Now, the president did sign an executive order creating DOGE as an entity within government, but I believe it still violates the law, the Federal Advisory Committee Act, because there are lots of things they’re doing and nobody knows what they’re doing. There’s been no public notice. It’s still a mess.

And then the second thing we did was we recognized when they filed, the OMB [Office of Management and Budget] told all aspects of government that they should put a pause, based on the president’s executive actions, on funding. They basically paused all funding by their actions. And so we went to court to get a temporary restraining order, and that order has been upheld as of Monday. And so we’re pleased with what the courts have done so far. We are beginning to see funding flow to some organizations, but it’s still pretty much a haphazard manner and we’ll be tracking over the next several days. But the intent with us and the [National Council of Nonprofits] and a couple other groups who we worked tirelessly on this effort was again, to try to make sure that the government’s upholding the spirit of the law.

And it’s caused enormous disruptions with funding and organizations that can’t pay their bills and are having to let people go. It’s really been a real mess.

Faust: I’m curious about the logistics of this decision to be in the center of this storm. Obviously, public health is a target of this administration clearly, but just, you wake up in the morning and you see this federal grant freeze. And when I saw it, I called my leadership at my hospital and I said, “Wait, are we going to sue because don’t we have standing? This is going to affect us.” And their answer was, “Well, somebody’s going to sue. Really, we don’t know if it’s going to be us or not, and who’s going to do it? Who is going to do it?” And the next morning or whatever I read, it’s you. It’s like you said, the nonprofit associations. What’s the decision process that says, “You know what? It’ll be us.”
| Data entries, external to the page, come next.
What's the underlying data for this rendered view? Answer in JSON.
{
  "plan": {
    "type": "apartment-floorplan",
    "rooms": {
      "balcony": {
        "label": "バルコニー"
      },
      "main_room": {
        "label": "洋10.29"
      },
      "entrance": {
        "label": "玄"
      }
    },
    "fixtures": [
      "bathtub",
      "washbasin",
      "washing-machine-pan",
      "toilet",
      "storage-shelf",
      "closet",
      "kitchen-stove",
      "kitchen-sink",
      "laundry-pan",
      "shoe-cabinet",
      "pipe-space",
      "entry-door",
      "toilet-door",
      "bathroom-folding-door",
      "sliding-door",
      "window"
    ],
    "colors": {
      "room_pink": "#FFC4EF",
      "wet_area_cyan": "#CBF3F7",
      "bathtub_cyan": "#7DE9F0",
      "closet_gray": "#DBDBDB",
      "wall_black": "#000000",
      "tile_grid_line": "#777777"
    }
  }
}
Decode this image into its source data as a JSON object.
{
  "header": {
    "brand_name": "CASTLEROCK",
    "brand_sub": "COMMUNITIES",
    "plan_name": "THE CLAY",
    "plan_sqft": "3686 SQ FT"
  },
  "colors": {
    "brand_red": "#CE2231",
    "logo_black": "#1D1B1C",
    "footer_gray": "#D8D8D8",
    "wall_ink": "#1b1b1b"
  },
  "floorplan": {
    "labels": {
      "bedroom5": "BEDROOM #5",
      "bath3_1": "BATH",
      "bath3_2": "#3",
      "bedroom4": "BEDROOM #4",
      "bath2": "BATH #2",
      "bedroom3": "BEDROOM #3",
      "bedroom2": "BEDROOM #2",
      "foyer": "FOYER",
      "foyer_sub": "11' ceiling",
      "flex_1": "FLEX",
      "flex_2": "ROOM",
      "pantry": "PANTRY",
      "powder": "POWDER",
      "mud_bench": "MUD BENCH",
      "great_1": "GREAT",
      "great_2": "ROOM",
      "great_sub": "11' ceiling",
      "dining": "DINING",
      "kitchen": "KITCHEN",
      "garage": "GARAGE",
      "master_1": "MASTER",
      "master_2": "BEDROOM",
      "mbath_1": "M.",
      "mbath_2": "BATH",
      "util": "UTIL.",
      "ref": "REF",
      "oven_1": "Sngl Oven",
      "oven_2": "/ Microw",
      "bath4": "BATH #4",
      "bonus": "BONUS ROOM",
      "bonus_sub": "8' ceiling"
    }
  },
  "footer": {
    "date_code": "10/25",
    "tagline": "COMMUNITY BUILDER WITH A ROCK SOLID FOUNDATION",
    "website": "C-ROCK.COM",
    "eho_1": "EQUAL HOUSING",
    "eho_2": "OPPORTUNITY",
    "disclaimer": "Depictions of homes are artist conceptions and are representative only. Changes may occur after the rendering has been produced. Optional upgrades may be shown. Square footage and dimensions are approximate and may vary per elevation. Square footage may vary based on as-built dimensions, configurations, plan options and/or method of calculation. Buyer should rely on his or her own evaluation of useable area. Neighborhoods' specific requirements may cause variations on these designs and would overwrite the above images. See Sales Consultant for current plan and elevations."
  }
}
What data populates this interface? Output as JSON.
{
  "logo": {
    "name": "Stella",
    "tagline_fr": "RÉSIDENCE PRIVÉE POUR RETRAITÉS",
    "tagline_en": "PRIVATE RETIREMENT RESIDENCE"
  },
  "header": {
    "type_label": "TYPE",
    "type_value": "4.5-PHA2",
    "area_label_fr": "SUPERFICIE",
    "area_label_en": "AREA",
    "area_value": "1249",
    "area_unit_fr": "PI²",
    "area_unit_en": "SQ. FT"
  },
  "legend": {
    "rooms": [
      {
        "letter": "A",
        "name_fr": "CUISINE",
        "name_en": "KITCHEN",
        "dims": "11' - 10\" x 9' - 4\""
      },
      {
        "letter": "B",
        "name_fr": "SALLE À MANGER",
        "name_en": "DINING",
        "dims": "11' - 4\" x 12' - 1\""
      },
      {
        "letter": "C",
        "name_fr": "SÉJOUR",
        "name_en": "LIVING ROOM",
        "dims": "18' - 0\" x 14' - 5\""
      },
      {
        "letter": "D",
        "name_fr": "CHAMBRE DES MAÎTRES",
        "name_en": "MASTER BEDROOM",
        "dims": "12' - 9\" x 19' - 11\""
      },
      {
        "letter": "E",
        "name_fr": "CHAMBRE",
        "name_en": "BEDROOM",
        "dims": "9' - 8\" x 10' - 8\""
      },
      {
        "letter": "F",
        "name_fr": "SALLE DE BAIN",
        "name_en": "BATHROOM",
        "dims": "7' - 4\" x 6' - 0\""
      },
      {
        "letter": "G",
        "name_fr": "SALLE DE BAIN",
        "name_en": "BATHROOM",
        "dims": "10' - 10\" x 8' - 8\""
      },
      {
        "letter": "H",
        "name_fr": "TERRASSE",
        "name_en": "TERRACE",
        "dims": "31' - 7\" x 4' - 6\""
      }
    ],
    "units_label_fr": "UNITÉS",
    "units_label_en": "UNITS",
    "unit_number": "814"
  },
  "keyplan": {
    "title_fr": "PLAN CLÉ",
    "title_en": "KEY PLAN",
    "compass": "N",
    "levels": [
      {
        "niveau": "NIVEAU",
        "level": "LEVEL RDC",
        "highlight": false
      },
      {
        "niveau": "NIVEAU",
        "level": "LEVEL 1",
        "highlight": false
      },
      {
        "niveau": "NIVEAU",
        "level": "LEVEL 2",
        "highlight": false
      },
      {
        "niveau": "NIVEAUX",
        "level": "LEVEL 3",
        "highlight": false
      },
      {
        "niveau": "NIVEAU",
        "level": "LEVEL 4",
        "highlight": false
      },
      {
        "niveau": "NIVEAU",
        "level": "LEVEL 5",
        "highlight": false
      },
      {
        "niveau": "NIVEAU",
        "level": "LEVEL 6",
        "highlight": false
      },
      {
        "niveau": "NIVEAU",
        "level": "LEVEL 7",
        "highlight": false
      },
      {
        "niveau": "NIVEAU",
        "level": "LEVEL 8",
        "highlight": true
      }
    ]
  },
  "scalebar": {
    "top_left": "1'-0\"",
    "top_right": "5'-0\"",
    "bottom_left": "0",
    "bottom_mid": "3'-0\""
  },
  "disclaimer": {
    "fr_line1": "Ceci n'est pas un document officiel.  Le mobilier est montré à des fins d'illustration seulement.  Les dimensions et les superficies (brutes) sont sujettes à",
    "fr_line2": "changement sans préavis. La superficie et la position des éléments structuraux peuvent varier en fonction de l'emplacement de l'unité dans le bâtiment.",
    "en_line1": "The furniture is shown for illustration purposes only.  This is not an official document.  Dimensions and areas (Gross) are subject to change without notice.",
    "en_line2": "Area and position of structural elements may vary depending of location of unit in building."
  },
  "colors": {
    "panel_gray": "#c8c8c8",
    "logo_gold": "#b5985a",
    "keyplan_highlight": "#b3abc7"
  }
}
Benjamin: Well, you have to think strategically about what you’re doing, and I really can’t talk about legal strategies, but I think at the end of the day, somebody has to stand up and say, “Enough.” And I think we just felt that it was a substantial enough problem for the public health community, at least we needed to be part of the solution of this. Policymaking in this country is not only done by the president. The president absolutely is a major policymaker and has a perspective and has rules and things, ideas that he or she wants to promote. Having said that, the Congress has a role. The courts have a role in policymaking. We in civil society have a role. The president is not the only decision maker. If we had a king that would be the case, but we don’t have a king. We have a president. And that president leads the executive branch. And the executive branch obviously is our government and the processes and directions they want to take it, but he does not have a mandate. He has his perspectives and the perspectives of people he brings around him, but they’re not… again, he’s not a king. He doesn’t get up any morning and say, “I want the sky to be green.” Not going to happen.

And so I think that for organizations like ours, we’re eager to work productively with our elected leaders. There’s no question that we want to do that, but it needs to be principled and it has to be on the right ideas.